Au vu de l’ensemble de ces éléments, le tribunal judiciaire condamne l’employeur à verser à tous les salariés en télétravail du fait de la crise sanitaire une indemnité de 5 € par jour effectivement télétravaillé à compter du 4 mai 2021, date de l’assignation en justice, puisque la régularisation ne peut pas rétroagir au-delà de la demande en justice, sous astreinte, mais pas pour l’avenir. Il précise toutefois que doivent être déduites du montant de cette indemnisation les indemnités versées aux salariés en télétravail dit régulier sur la même période, afin de ne pas générer de sommes indues.

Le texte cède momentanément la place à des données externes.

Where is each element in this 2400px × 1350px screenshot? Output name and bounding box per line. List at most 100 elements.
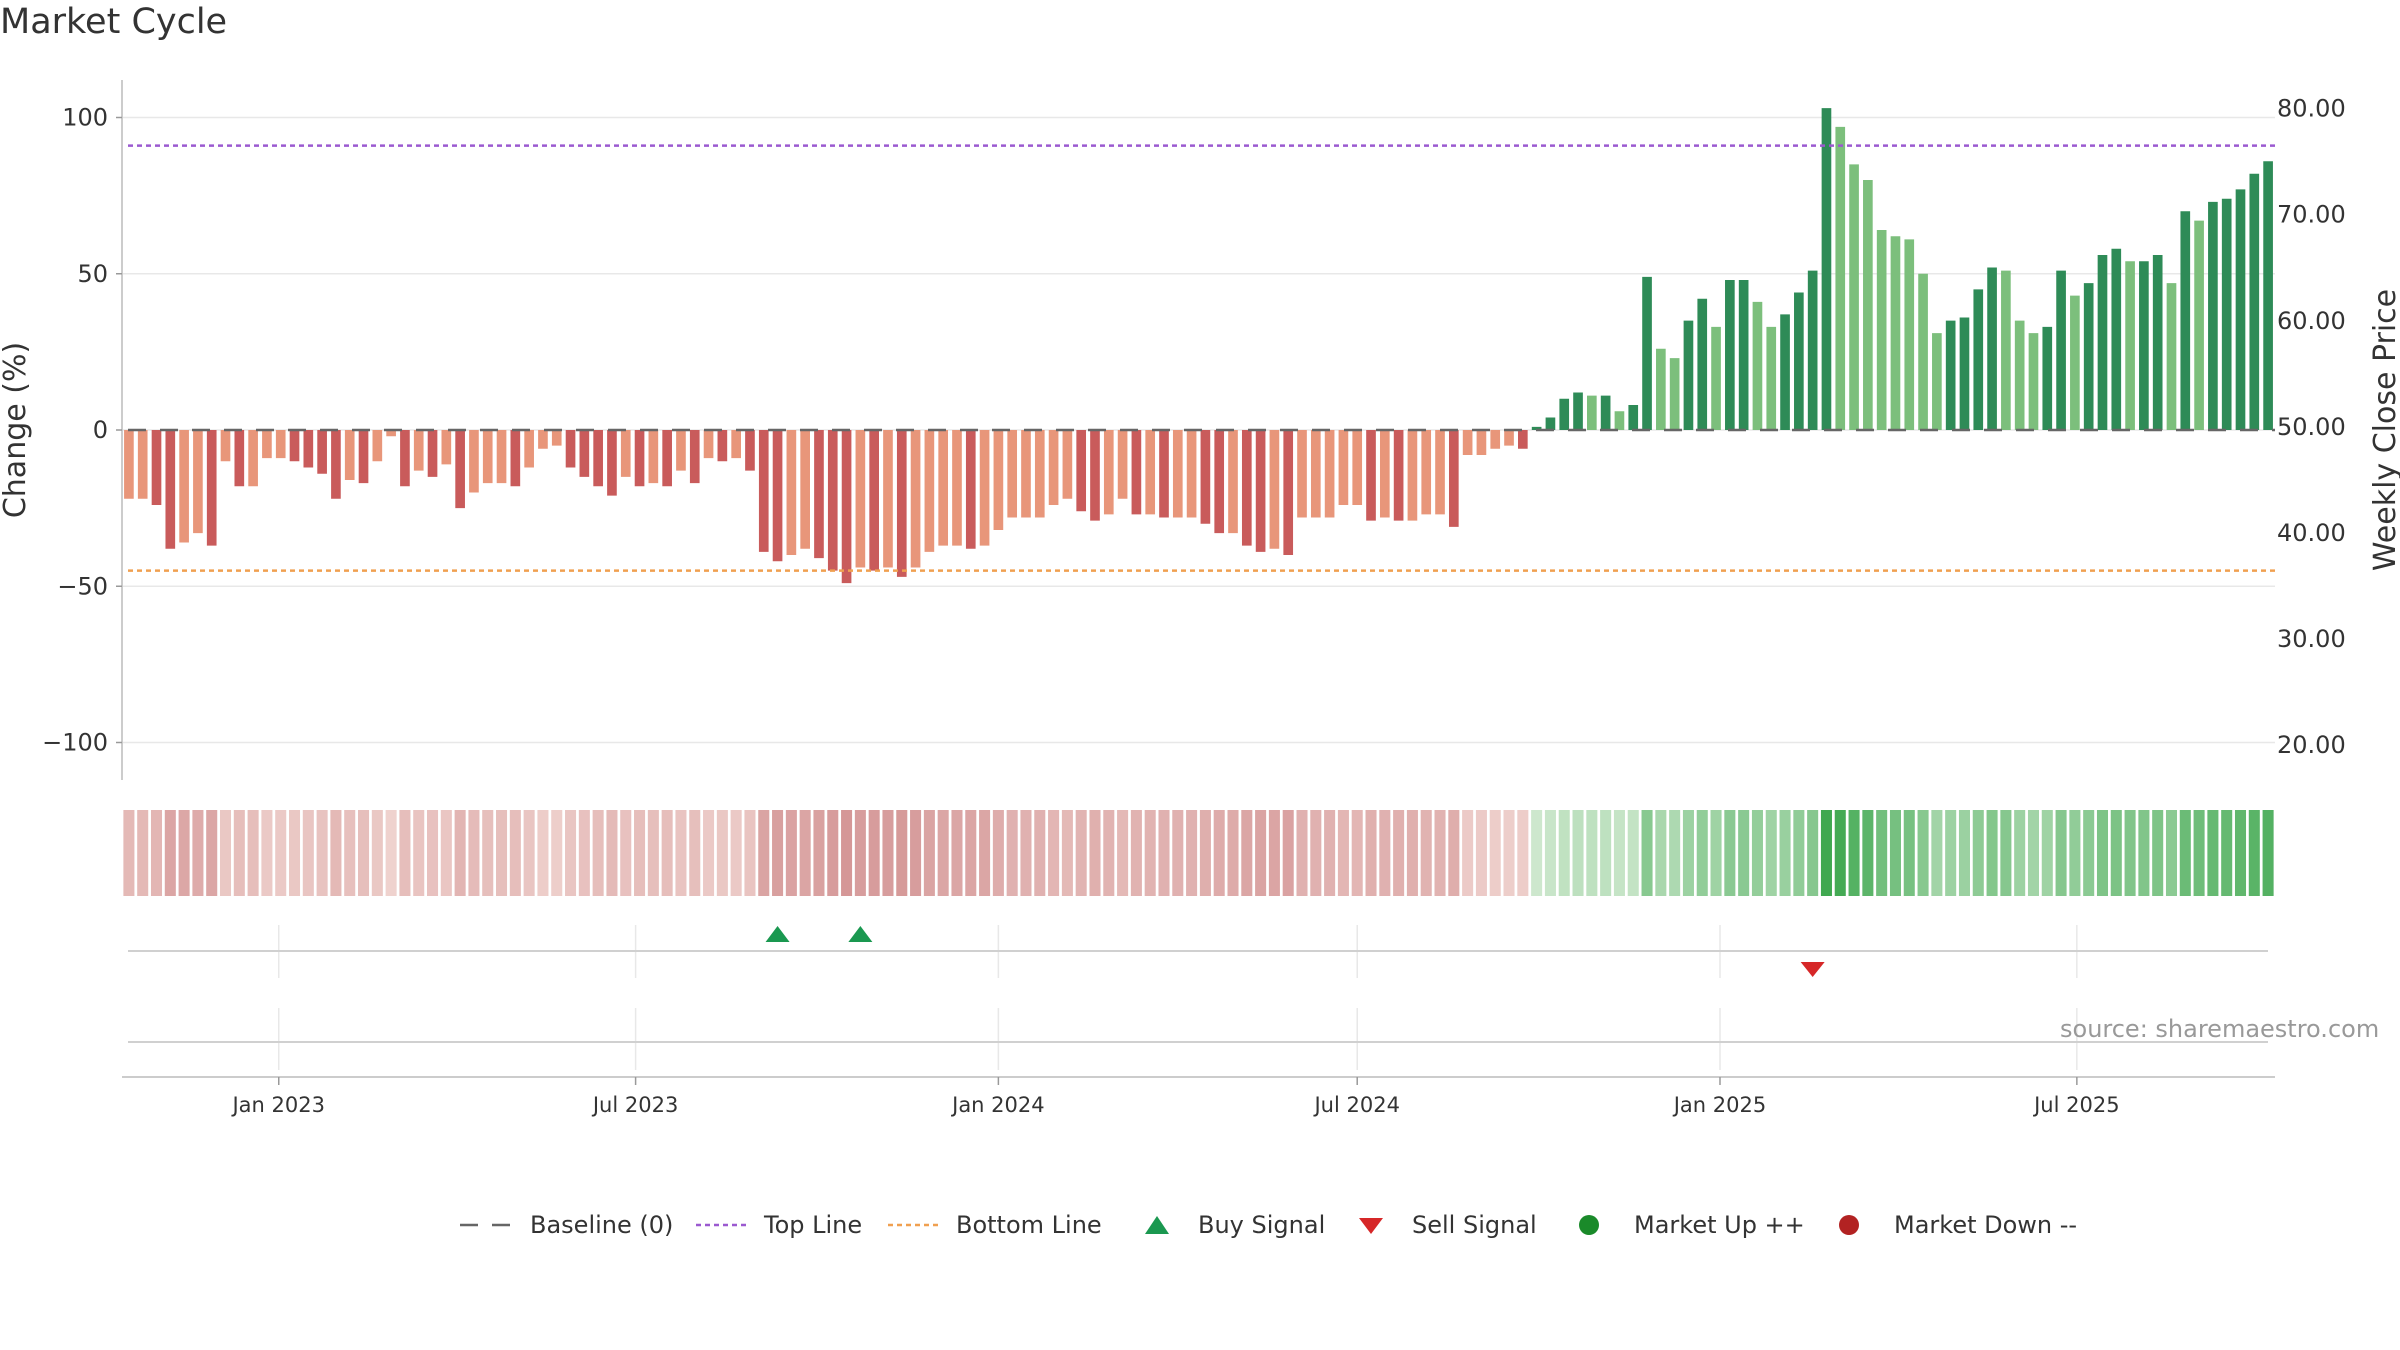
heat-cell: [1917, 810, 1929, 896]
heat-cell: [813, 810, 825, 896]
bar: [1228, 430, 1238, 534]
heat-cell: [1117, 810, 1129, 896]
heat-cell: [509, 810, 521, 896]
legend-market-down: Market Down --: [1832, 1205, 2077, 1245]
bar: [1283, 430, 1294, 555]
heat-cell: [1324, 810, 1336, 896]
legend-label: Market Up ++: [1634, 1211, 1805, 1239]
heat-cell: [1089, 810, 1101, 896]
bar: [1821, 108, 1832, 430]
heat-cell: [772, 810, 784, 896]
bar: [1241, 430, 1252, 546]
bar: [952, 430, 962, 546]
bar: [2097, 255, 2108, 430]
heat-cell: [1406, 810, 1418, 896]
bar: [745, 430, 755, 471]
heat-cell: [2110, 810, 2122, 896]
bar: [1656, 348, 1666, 430]
heat-cell: [1531, 810, 1543, 896]
heat-cell: [1903, 810, 1915, 896]
bar: [1200, 430, 1211, 524]
legend-label: Top Line: [764, 1211, 863, 1239]
bar: [1849, 164, 1859, 430]
heat-cell: [385, 810, 397, 896]
bar: [1269, 430, 1280, 549]
heat-cell: [123, 810, 135, 896]
bar: [234, 430, 245, 487]
bar: [1007, 430, 1018, 518]
heat-cell: [496, 810, 508, 896]
heat-cell: [799, 810, 811, 896]
heat-cell: [1489, 810, 1501, 896]
heat-cell: [1213, 810, 1225, 896]
bar: [386, 430, 396, 437]
heat-cell: [951, 810, 963, 896]
heat-cell: [137, 810, 149, 896]
bar: [689, 430, 700, 484]
heat-cell: [2207, 810, 2219, 896]
heat-cell: [785, 810, 797, 896]
heat-cell: [1448, 810, 1460, 896]
bar: [1255, 430, 1266, 552]
heat-cell: [413, 810, 425, 896]
heat-cell: [1061, 810, 1073, 896]
bar: [2056, 270, 2066, 430]
triangle-down-icon: [1359, 1218, 1383, 1234]
y-tick-label-right: 70.00: [2277, 201, 2346, 229]
heat-cell: [2055, 810, 2067, 896]
axes: 100 50 0 −50 −100 80.00 70.00 60.00 50.00 40.00 30…: [42, 80, 2346, 1117]
bar: [1076, 430, 1087, 512]
legend-bottom-line: Bottom Line: [886, 1205, 1102, 1245]
heat-cell: [1848, 810, 1860, 896]
heat-cell: [1751, 810, 1763, 896]
heat-cell: [164, 810, 176, 896]
heat-cell: [1544, 810, 1556, 896]
bar: [344, 430, 355, 480]
bar: [2042, 326, 2053, 430]
bar: [1876, 230, 1887, 430]
heat-cell: [1475, 810, 1487, 896]
bar: [1807, 270, 1818, 430]
heat-cell: [979, 810, 991, 896]
dashed-line-icon: [460, 1223, 516, 1227]
bar: [2152, 255, 2163, 430]
sell-signal-marker: [1800, 962, 1825, 977]
bar: [1628, 405, 1639, 430]
heat-cell: [1351, 810, 1363, 896]
bar: [2001, 270, 2011, 430]
heat-cell: [344, 810, 356, 896]
bar: [717, 430, 728, 462]
heat-cell: [744, 810, 756, 896]
bar: [814, 430, 824, 559]
bar: [1752, 301, 1763, 430]
heat-cell: [1379, 810, 1391, 896]
bar: [469, 430, 479, 493]
y-axis-label-left: Change (%): [0, 342, 33, 518]
bar: [1352, 430, 1363, 505]
bar: [1932, 333, 1942, 430]
heat-cell: [302, 810, 314, 896]
heat-cell: [841, 810, 853, 896]
bar: [634, 430, 645, 487]
legend-label: Buy Signal: [1198, 1211, 1326, 1239]
heat-cell: [937, 810, 949, 896]
bar: [772, 430, 783, 562]
heat-cell: [2221, 810, 2233, 896]
heat-cell: [219, 810, 232, 896]
y-tick-label-right: 40.00: [2277, 519, 2346, 547]
bar: [1904, 239, 1915, 430]
bar: [800, 430, 810, 549]
bar: [1738, 280, 1749, 430]
bar: [1448, 430, 1459, 527]
heat-cell: [482, 810, 494, 896]
heat-cell: [1503, 810, 1515, 896]
bar: [165, 430, 176, 549]
buy-signal-marker: [848, 926, 873, 942]
bar: [1366, 430, 1376, 521]
bar: [289, 430, 300, 462]
gridlines: [122, 116, 2275, 1070]
heat-cell: [192, 810, 204, 896]
heat-cell: [1075, 810, 1087, 896]
bar: [482, 430, 493, 484]
y-axis-label-right: Weekly Close Price: [2368, 289, 2400, 571]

Il ordonne également à la société d’appliquer loyalement l’accord relatif au télétravail en examinant les demandes des salariés conformément à la procédure et aux conditions d’éligibilité prévues par l’accord.

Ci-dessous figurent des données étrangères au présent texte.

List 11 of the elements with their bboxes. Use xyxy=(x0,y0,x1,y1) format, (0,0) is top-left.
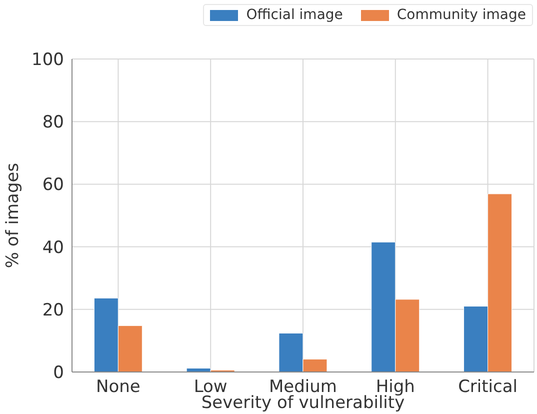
legend-label: Community image xyxy=(396,7,526,23)
y-axis-title: % of images xyxy=(3,162,24,268)
y-tick-label: 0 xyxy=(53,363,64,384)
y-tick-label: 80 xyxy=(42,112,64,133)
y-tick-label: 60 xyxy=(42,175,64,196)
y-tick-label: 20 xyxy=(42,300,64,320)
x-tick-label: Critical xyxy=(458,377,518,398)
y-tick-label: 100 xyxy=(32,50,64,70)
y-tick-label: 40 xyxy=(42,238,64,258)
x-tick-label: None xyxy=(96,377,140,398)
legend-label: Official image xyxy=(246,7,343,23)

Enfin, considérant que la déloyauté de la société dans l’exécution de l’accord collectif relatif au télétravail a porté préjudice aux salariés de l’entreprise et causé nécessairement atteinte à l’intérêt collectif de la profession, il condamne la société à verser aux quatre syndicats des dommages et intérêts au titre du préjudice résultant de cette atteinte.
Toutes vos revues d'actualité en matière sociale sont disponibles et accessibles à tout moment dans Navis Social.
Pas encore abonné ? Nous vous offrons un accès au fonds documentaire Navis Social pendant 10 jours.
A noter :
On relèvera que le tribunal fait droit à la demande des syndicats d’ordonner de verser à tous les salariés en télétravail du fait de la crise sanitaire une indemnité de 5 € par jour effectivement télétravaillé et que cette indemnisation va au-delà de ce que prévoit l’accord collectif pour les télétravailleurs réguliers qui ne peuvent prétendre qu’à une indemnisation de 10 € maximum par semaine, à raison de 2 jours de télétravail.
On rappellera, en outre, que le principe d'égalité de traitement entre tous les salariés, dégagé par la jurisprudence essentiellement sous l'angle « à travail égal, salaire égal » (Cass. soc. 29-10-1996 n° 92-43.680 PF : RJS 12/96 n° 1272), interdit toute différence de traitement entre des salariés placés dans une situation identique ou, tout au moins, oblige à ce que toute inégalité soit justifiée par des raisons objectives et pertinentes (Cass. soc. 30-1-2008 n° 06-46.447 F-D), ce qui ne pouvait pas être le cas en l’espèce puisque l’employeur avait refusé la possibilité aux salariés le souhaitant de signer un avenant télétravail à leur contrat de travail qui leur aurait permis d’obtenir, comme les autres salariés, le versement de l’indemnité forfaitaire conventionnelle, sans même examiner leur demande au regard des critères d’éligibilité de l’accord collectif.
Notons enfin que le tribunal écarte expressément l’application de la présomption de justification des différences de traitement conventionnelles instaurée en 2015 par la jurisprudence (Cass. soc. 27-1-2015 nos 13-22.179 FS-PBRI, 13-25.437 FS-PB, 13-14.773 FS-PB : RJS 3/15 n° 172) jugeant, en l’espèce, que la différence de traitement était étrangère à toute considération de nature professionnelle.